WSS: M&A, strategic moves and more new company formation mark the transition into the new year
The first week of the year is often about picking up from the slower last month of the previous year. This year was no exception and we again saw a flurry of acquisitions and strategic moves moving into the new year. The highest profile move happened just before the holidays, with NVIDIA agreeing to what looks and feels like an acquisition or at least an acqui-hire, but was officially a licensing agreement with inferencing chip and cloud infrastructure provider Groq. Groq has had a big year and shown aggressive growth. It will now license its technology to NVIDIA as it tries to lock down the emerging market around AI inferencing. The move validates the fact there is real and meaningful separation between the infrastructure requirements around training versus inferencing. This is reported to be a $20b agreement and will see key members of the Groq team join NVIDIA.
Developing chip technology will be crucial for hyperscalers and strategic acquisition is one pathway. Back in 2015, AWS acquired Annapurna Labs in Israel to jumpstart its development of proprietary silicon and NVIDIA is doing something similar here with Groq around a specific capability. Hyperscalers are also going to be increasingly active about partnering and acquiring energy companies to secure capacity and increase knowledge around energy sourcing and innovation. Towards the end of the year, Google Cloud’s parent company Alphabet acquired Intersect, an independent producer of power. The deal gives Alphabet an energy pipeline, but also the expertise to procure more energy and develop green alternatives. Look for hyperscalers to be increasingly active acquiring energy-oriented companies this year.
There were also transactions oriented to data centre consulting capabilities. Global consultancy Accenture acquired DLB Associates to raise its game in the data centre consulting space as it continues to see enterprises consider data centre projects and face challenges around resources. Meanwhile, UK-based neocloud Nscale did something similar and acquired a data centre consulting and services company of its own called Future-tech. The deal rationale was a bit different. Accenture is looking to enhance and expand its data consulting practice, but Nscale is looking to accelerate the development of data centre self-build capabilities. Neoclouds will continue to be a good bet to use data centre colocation, but a number of rapidly scaling neoclouds are now looking to self-build in the face of high levels of demand, resource constraints and the need to offset and balance risk from working exclusively with one type of data centre deployment model.
Private equity continues to invest across the ecosystem. Element Critical received backing from new investors and existing backer Safanad, while on the IT advisory and distribution side, AVANT got more capital as well.

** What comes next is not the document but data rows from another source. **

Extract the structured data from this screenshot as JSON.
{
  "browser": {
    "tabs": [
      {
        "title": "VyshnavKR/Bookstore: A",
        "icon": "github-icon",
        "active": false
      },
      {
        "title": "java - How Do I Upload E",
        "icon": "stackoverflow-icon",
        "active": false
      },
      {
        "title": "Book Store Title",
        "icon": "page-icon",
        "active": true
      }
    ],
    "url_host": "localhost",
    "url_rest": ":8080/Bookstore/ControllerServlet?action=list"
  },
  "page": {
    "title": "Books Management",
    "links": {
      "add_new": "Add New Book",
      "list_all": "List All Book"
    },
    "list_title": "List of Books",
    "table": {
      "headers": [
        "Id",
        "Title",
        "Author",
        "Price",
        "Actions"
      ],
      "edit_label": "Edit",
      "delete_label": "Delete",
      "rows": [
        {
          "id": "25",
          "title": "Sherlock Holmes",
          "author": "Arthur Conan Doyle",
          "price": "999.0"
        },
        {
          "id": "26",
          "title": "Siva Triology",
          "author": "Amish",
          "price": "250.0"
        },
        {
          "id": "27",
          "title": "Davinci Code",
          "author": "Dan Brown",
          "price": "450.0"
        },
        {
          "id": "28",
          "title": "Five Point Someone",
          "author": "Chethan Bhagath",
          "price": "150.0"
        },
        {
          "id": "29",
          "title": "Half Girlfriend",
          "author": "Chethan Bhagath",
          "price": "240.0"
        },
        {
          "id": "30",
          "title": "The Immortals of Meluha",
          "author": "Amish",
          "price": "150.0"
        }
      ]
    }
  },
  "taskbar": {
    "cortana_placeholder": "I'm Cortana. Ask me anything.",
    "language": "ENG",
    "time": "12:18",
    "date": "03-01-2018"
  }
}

Strategic realignment has marked the strategic landscape over the last few years and things are ongoing. Applied Digital made the expected strategic decision to spin out its cloud infrastructure business and has a deal in place to create a new neocloud called ChronoScale. And on the data centre side, AtlasEdge sold off a portfolio of data centre assets to Templus as it focuses on larger data centre builds. Both deals are about creating the conditions for sharper focus as healthy growth levels eliminate the need to have too many product lines. It is more about doing one thing well rather than being caught doing too many things and perhaps not at optimal levels of scale and efficiency.
Speaking to the overall trajectory of the sector, new company formation continues to be a part of the strategic landscape. ClusterPower is a new operating platform in development focused on emerging markets in Europe and Goodman and CPP Investments are teaming up to target the primary FLAP markets. Beale Infrastructure is another new platform that was formed last year with backing from Blue Owl Capital. Beale recently added to its executive team and is set to develop a number of new projects in up and coming US markets.
Finally, speaking of hiring and silicon development mentioned above, Amazon revealed plans to create a new arm focused on AI models, silicon and next-generation technologies like quantum computing. Amazon has tapped company veteran Peter DeSantis to lead the new business unit. DeSantis was part of the team that developed the original EC2 compute service, while also playing an integral role in the acquisition of Annapurna Labs. AWS is looking to double down on next-generation compute and looks to be focusing on development and innovation.